Question
Given an array of integers, the majority number is the number that occurs more than 1/3 of the size of the array. Find it.
Note: There is only one majority number in the array
Example: For [1, 2, 1, 2, 1, 3, 3] return 1
Analysis
Similar to ‘Majority Number’, but a little more difficult.
Instead of keeping 1 value for checking, now keep 2 values. If the new number is same as any of the 2 values, decrease the count. If the new number is a totally new one, decrease both.

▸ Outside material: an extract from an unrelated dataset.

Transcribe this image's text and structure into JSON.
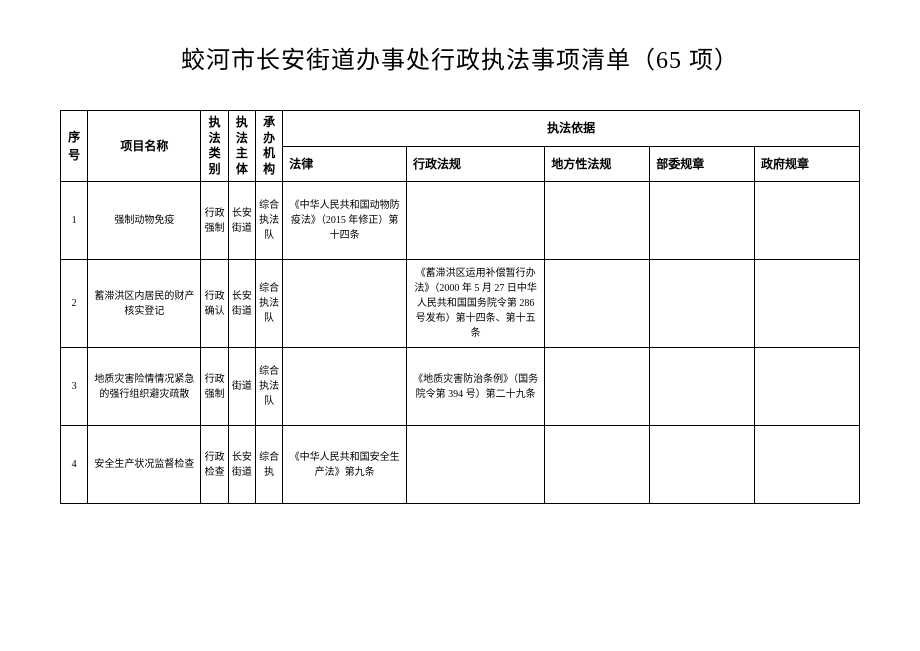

The coding is a bit difficult and lengthy.
Note that 2 values are found in the end, do another iteration thru the array, and find the correct result from these 2 values.
Code
public int majorityNumber(ArrayList<Integer> nums) {
// write your code
if (nums == null || nums.size() < 3) {
return -1;
}
int num1 = nums.get(0);
int p = 1;
int len = nums.size();
while (p < len && nums.get(p) == num1) {
p++;
}
int num2 = nums.get(p);
int count1 = p;
int count2 = 1;
for (int i = p + 1; i < len; i++) {
if (nums.get(i) == num1) {
count1++;
} else if (nums.get(i) == num2) {
count2++;
} else {
// a totally different value
if (count1 == 0) {
num1 = nums.get(i);
count1++;
} else if (count2 == 0) {
num2 = nums.get(i);
count2++;
} else {
count1--;
count2--;
}
}
}
if (count1 == 0 && count2 == 0) {
return -1;
} else if (count1 == 0) {
return num2;
} else if (count2 == 0) {
return num1;
} else {
// it's gotta be either num1 or num2
int count = 0;
for (Integer n: nums) {
if (n == num1) {
count ++;
}
}
if (count >= len / 3 + 1) {
return num1;
} else {
return num2;
}
}
}